2010 Fiscal Year Annual Research Report
ロドコッカス属細菌における二次代謝産物生合成遺伝子群の誘導条件の探索とその応用
Project/Area Number |
22658029
|
Research Institution | Okayama University of Science |
Principal Investigator |
原 啓文 岡山理科大学, 工学部, 講師 (80511071)
|
Keywords | 放線菌 / ロドコッカス属 / ゲノム / 抗生物質生産 / 転写誘導 |
Research Abstract |
ロドコッカス属細菌は、環境保全やバイオテクノロジーにおいて高い重要性を持つ、高G+Cの好気性のグラム陽性細菌である。Rhodococcus jostii RHA1株の全ゲノム解析の結果、RHA1株はポリケチド合成酵素(PKS)や非リボソーム型ペプチド合成酵素(NRPS)を含む多くの二次代謝産物生合成遺伝子群を有していることが明らかとなった。
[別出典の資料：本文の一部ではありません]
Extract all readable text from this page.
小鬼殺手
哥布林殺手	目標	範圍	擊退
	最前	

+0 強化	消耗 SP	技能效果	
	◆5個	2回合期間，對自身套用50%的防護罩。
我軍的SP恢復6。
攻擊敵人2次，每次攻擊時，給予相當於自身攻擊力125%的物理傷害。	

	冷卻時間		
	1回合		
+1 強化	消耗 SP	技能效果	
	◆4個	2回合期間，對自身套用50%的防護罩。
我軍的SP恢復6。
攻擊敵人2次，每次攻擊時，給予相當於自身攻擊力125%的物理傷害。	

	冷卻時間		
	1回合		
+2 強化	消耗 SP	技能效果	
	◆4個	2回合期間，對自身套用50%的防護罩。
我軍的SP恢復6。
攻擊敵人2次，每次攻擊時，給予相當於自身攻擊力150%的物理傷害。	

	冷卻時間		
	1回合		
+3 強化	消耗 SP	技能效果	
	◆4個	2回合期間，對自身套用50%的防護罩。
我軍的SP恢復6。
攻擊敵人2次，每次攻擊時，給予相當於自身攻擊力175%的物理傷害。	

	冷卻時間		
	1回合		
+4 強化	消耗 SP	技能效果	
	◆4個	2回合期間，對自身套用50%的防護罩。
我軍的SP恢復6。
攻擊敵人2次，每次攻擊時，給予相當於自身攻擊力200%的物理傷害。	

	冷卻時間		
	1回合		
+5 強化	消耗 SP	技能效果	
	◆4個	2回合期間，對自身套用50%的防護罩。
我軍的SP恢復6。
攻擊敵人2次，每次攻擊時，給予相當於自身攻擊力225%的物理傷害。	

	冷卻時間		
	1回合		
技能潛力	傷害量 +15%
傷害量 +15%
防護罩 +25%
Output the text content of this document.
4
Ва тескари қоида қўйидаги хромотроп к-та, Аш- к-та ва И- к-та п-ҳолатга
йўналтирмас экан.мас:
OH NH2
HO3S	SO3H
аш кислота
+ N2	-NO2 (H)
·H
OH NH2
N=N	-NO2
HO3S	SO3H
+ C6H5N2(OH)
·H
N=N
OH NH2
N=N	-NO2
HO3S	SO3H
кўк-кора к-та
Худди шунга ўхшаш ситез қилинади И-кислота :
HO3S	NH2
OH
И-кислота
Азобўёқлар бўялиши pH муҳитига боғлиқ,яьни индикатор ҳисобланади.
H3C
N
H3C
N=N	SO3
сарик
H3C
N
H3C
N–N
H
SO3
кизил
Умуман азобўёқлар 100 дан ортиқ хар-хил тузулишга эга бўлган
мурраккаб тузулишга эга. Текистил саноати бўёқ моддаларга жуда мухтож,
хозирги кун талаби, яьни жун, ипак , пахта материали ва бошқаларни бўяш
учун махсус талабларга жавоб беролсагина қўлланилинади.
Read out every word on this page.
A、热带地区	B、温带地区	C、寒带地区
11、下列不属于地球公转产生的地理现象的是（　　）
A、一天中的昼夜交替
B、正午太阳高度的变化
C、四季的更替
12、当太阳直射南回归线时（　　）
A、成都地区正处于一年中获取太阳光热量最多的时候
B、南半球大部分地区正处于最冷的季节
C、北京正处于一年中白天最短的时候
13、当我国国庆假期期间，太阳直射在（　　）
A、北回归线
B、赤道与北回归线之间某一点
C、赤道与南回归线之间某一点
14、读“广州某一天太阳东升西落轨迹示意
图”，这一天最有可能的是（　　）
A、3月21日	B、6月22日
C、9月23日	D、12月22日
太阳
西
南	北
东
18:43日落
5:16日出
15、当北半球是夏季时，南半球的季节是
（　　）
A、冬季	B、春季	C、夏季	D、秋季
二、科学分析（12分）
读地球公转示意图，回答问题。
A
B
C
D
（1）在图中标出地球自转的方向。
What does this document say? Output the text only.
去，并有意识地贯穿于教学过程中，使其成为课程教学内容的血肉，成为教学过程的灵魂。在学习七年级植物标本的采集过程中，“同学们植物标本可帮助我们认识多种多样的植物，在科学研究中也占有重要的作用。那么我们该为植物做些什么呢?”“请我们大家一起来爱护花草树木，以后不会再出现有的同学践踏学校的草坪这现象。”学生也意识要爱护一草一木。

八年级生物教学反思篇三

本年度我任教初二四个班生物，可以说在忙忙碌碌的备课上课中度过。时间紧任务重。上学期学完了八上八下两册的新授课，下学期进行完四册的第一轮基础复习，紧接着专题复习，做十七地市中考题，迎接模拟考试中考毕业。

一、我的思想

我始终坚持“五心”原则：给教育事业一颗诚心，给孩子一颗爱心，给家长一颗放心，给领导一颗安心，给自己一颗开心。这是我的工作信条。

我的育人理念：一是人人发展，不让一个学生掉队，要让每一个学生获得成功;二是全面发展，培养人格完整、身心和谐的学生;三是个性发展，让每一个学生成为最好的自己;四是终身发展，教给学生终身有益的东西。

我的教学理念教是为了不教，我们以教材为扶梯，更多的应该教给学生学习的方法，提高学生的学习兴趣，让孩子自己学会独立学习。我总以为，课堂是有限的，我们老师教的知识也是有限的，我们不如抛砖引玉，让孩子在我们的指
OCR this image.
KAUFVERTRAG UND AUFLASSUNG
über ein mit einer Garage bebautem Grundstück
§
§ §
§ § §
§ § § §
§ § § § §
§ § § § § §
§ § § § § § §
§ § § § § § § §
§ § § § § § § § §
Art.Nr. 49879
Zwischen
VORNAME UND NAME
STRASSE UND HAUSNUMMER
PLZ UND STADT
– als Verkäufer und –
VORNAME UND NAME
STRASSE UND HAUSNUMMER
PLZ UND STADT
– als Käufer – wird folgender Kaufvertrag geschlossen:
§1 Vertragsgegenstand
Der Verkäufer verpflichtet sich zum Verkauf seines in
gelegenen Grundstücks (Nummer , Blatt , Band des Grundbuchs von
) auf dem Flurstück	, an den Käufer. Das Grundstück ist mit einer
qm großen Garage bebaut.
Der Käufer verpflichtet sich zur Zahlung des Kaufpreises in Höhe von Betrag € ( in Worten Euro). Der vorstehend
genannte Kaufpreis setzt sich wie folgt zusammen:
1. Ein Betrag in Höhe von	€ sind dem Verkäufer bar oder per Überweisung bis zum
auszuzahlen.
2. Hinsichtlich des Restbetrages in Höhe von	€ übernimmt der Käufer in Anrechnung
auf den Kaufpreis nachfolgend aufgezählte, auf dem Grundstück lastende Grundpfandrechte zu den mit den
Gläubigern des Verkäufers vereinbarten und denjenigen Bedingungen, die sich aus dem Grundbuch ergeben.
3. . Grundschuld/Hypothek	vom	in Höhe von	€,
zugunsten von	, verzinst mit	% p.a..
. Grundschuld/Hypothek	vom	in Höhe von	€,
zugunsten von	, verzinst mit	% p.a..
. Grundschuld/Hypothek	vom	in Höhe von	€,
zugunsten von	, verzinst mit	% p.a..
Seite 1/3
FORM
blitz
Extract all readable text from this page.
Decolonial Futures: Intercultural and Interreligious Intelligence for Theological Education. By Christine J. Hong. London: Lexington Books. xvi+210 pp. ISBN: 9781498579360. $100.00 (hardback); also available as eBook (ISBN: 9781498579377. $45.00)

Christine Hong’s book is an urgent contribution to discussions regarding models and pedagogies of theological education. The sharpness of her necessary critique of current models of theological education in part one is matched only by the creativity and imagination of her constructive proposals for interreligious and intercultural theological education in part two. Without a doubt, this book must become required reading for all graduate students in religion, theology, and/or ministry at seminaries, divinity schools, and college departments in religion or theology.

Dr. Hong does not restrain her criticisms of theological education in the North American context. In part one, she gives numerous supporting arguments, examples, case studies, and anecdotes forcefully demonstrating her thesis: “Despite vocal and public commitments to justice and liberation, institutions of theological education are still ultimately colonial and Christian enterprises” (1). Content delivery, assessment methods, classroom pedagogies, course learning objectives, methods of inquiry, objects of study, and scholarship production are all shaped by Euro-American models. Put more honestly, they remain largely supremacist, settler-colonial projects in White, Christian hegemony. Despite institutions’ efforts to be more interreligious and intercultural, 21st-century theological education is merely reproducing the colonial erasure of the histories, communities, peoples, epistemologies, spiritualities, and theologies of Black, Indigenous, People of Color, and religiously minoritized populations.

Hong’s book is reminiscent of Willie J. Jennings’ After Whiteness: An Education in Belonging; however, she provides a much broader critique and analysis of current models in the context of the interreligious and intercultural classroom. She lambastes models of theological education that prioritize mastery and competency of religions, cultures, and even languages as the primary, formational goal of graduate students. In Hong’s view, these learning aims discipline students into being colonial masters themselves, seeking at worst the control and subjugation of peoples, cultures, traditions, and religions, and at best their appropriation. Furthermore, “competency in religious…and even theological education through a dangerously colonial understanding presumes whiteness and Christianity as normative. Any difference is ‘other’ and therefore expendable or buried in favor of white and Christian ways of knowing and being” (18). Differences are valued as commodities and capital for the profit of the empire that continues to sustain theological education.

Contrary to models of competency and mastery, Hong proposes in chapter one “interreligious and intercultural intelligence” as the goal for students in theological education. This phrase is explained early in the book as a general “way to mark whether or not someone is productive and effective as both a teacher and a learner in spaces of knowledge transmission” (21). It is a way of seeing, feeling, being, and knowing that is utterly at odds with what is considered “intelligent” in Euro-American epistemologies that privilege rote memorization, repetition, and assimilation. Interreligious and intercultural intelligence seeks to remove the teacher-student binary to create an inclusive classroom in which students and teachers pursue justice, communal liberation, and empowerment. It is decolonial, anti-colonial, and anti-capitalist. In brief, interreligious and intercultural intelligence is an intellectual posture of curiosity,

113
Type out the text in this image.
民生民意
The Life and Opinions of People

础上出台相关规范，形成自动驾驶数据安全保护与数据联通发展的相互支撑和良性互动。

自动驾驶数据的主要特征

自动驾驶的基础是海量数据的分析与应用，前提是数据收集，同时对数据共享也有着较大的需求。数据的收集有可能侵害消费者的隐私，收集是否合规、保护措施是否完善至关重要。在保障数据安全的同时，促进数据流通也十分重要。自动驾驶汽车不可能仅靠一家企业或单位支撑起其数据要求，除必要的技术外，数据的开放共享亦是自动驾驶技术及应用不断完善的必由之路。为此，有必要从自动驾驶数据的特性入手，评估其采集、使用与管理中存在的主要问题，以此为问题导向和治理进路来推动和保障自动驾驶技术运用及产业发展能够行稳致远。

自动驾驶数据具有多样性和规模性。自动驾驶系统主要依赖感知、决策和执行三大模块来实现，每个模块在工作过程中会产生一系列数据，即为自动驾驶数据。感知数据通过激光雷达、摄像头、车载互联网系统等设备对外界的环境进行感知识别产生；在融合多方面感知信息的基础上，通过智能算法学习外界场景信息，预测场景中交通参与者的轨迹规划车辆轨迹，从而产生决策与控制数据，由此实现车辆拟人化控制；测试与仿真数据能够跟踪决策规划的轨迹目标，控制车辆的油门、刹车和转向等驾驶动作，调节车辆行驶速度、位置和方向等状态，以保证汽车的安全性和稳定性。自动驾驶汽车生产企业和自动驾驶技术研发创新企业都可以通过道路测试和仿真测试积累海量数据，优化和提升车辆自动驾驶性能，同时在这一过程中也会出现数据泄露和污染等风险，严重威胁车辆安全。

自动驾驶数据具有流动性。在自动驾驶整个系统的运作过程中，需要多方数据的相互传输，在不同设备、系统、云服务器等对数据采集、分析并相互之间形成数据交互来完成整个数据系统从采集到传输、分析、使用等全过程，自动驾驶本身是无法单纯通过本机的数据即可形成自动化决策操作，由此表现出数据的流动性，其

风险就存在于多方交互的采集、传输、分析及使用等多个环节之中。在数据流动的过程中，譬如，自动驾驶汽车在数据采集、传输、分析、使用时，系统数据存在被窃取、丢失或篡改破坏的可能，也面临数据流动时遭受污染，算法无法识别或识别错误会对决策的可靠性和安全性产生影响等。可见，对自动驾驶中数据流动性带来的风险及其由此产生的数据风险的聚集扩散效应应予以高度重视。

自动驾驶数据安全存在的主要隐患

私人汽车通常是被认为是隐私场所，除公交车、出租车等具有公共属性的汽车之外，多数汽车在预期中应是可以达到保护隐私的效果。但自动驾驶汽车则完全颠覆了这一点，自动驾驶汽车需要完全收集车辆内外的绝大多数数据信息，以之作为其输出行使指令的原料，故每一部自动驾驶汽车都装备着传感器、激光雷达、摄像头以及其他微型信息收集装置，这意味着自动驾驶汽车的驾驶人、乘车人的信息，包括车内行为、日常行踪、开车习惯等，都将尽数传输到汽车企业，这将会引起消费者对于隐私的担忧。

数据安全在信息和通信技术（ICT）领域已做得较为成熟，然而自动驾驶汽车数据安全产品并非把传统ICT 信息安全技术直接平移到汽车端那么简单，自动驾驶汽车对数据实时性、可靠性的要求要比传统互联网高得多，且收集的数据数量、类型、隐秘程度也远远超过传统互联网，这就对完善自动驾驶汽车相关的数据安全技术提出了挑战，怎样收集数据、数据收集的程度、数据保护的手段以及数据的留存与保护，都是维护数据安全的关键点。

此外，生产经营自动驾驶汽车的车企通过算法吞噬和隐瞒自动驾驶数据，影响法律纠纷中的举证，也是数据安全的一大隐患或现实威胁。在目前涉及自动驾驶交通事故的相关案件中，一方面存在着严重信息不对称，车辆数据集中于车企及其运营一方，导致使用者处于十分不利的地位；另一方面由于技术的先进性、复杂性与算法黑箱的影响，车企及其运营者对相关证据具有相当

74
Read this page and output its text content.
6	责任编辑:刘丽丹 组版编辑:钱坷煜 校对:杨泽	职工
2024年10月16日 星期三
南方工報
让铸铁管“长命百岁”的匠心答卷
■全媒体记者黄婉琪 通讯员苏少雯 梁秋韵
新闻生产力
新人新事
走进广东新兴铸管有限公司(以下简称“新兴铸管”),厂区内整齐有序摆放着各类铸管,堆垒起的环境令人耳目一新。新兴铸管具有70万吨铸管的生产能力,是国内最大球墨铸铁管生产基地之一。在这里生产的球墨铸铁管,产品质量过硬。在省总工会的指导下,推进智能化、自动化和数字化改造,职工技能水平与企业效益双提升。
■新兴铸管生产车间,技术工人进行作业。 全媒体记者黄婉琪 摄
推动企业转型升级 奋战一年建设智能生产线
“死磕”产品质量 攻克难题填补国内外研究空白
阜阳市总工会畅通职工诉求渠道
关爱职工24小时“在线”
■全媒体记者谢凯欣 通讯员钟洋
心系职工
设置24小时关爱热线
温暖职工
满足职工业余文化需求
本研究では、RHA1株に存在する全ての二次代謝産物生合成遺伝子群の誘導条件を明らかにすることを目的とし、平成22年度は染色体上に存在するPKS-NRPS融合型遺伝子(ro02209)、III型PKSと相同性を有する遺伝子(ro05206)、多くの難分解性芳香族化合物分解酵素遺伝子群が存在するプラスミドpRHL1に位置している2つのNRPS遺伝子(ro08547、ro08649)について誘導条件の探索を行った。 まず始めに、それぞれの二次代謝生合成遺伝子内部に赤色蛍光タンパク質(RFP)を挿入した遺伝子組換え体を構築した。得られた遺伝子組換え体を栄養条件、塩濃度、炭素源、窒素源、リン酸源の異なる液体・固体培地で1週間培養し、細胞抽出液を調整し野生株と蛍光強度を比較した。その結果、貧栄養条件、低浸透圧下の固体培地でro05206およびro08547にRFPを挿入した遺伝子組換え体で蛍光値の有意な上昇が認められた。さらに、リン酸飢餓状態の固体培地では炭素源に依存して全ての二次代謝産物生合成遺伝子群の遺伝子組換え体から蛍光値の有意な上昇が認められた。以上の結果から、これら4つの二次代謝生合成遺伝子群はRHA1株において固体培地で特定条件化でのみ転写誘導されることが明らかとなった。さらに、誘導される炭素源が異なっていることから、二次代謝産物生合成遺伝子群は特定の環境シグナルに応答して別々の転写活性化を受けていることが示唆された。